To date, a total of 2.4 million hectares of farmland around the world has been affected by Syngenta and its partners under the Good Growth Plan.
Eager to build sustainable crop production globally, a large number of international initiatives, trans-boundary agreements and UN conventions have all raised attention to the value and effectiveness of conservation efforts.
"These are local examples of local provision and project implementation," said De Vivo. "In this framework, the Belt and Road Initiative will represent a truly innovative example."
Ding Lixin, a researcher at the Chinese Academy of Agricultural Sciences in Beijing, said that agricultural pollution has a marked influence on China's water and farmland environment, which means agricultural waste prevention and control must get priority.

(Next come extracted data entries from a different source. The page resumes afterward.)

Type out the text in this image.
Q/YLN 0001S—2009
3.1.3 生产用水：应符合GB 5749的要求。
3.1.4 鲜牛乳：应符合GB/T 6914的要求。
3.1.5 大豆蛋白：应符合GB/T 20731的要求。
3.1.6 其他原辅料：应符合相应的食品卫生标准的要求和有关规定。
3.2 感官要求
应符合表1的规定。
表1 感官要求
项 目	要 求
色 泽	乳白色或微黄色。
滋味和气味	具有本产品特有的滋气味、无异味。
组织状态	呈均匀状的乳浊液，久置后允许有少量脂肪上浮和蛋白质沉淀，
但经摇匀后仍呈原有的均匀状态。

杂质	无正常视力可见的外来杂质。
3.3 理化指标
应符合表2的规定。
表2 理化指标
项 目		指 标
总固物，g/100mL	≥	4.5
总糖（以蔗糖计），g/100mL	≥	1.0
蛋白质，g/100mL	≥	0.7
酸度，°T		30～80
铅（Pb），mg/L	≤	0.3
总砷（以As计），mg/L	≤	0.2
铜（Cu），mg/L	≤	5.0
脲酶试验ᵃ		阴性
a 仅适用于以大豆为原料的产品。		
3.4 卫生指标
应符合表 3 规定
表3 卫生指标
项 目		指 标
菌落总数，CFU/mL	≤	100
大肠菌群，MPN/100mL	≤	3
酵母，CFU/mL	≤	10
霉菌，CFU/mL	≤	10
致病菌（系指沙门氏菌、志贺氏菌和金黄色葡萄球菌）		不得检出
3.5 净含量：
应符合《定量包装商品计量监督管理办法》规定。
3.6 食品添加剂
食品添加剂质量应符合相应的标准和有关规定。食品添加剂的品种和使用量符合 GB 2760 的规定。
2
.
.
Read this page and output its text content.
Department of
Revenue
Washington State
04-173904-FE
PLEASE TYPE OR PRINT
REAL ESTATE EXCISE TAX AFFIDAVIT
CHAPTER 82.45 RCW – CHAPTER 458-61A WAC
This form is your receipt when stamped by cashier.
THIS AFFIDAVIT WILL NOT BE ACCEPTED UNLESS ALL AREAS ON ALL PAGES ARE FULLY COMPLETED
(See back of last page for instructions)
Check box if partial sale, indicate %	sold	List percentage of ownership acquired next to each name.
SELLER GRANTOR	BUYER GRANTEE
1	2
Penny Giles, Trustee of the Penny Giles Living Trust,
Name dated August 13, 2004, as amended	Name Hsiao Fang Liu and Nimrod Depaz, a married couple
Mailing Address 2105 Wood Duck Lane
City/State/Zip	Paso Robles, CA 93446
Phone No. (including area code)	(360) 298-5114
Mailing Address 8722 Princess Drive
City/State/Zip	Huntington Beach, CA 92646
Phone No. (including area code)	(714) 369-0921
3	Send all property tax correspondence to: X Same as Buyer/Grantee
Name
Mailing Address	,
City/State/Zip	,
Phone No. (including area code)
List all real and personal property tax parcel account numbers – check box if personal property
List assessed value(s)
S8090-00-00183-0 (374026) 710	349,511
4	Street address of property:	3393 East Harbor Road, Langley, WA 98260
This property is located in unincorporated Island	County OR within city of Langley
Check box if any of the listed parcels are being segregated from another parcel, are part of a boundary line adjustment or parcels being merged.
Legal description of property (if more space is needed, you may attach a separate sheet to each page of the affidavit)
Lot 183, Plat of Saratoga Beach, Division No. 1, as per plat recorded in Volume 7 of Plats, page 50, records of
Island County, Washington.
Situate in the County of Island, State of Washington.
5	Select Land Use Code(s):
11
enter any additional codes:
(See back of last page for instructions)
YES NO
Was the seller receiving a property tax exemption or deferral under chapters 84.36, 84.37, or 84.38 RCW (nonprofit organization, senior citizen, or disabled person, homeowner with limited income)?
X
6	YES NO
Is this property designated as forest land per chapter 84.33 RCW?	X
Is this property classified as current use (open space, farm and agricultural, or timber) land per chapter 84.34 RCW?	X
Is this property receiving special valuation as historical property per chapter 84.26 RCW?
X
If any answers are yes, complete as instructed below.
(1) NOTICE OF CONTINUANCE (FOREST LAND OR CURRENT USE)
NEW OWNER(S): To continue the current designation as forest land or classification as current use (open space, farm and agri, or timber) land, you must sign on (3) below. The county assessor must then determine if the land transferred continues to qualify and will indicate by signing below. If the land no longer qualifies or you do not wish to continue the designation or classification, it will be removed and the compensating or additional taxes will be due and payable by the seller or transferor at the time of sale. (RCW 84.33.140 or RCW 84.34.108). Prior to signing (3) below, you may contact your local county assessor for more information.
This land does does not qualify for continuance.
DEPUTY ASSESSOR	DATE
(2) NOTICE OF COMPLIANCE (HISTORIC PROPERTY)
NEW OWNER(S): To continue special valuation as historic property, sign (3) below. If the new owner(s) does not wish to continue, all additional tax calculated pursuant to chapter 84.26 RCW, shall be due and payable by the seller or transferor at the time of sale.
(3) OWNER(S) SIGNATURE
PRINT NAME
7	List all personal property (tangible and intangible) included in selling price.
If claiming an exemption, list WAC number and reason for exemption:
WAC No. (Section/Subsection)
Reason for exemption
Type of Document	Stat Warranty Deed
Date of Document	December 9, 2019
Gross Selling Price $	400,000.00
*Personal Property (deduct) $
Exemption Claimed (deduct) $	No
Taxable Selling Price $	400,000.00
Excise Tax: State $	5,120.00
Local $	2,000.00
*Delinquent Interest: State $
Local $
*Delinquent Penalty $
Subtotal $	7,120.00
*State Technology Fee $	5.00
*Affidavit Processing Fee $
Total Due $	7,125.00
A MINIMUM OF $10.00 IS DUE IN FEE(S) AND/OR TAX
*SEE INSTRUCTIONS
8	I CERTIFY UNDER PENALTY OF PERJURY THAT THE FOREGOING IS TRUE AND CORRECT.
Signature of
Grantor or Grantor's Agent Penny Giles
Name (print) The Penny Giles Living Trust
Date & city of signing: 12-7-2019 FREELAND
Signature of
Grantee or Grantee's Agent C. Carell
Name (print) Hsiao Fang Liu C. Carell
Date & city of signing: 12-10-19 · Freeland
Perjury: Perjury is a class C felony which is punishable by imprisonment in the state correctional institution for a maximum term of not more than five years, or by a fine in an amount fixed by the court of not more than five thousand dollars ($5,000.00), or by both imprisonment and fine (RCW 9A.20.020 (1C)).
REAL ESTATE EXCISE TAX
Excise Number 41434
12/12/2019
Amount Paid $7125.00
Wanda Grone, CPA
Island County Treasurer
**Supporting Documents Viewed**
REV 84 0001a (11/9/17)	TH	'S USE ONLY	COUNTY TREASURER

"In such circumstances, innovation is the key to bringing advanced solution to growers and addressing new challenges. It needs to be combined with existing practices and technologies for better performance," he said.
To ensure grain security - balancing supply and demand through import and exports - the country has begun to seek practical methods to improve farmland quality and sustainability.
China will invest 600 billion yuan ($87.5 billion) in the next four years to enhance farmland protection and improve farmland facilities, as the country is set to encourage more private capital to participate in the farmland improvement process, as the Office of the Central Leading Group for Rural Work announced earlier last month.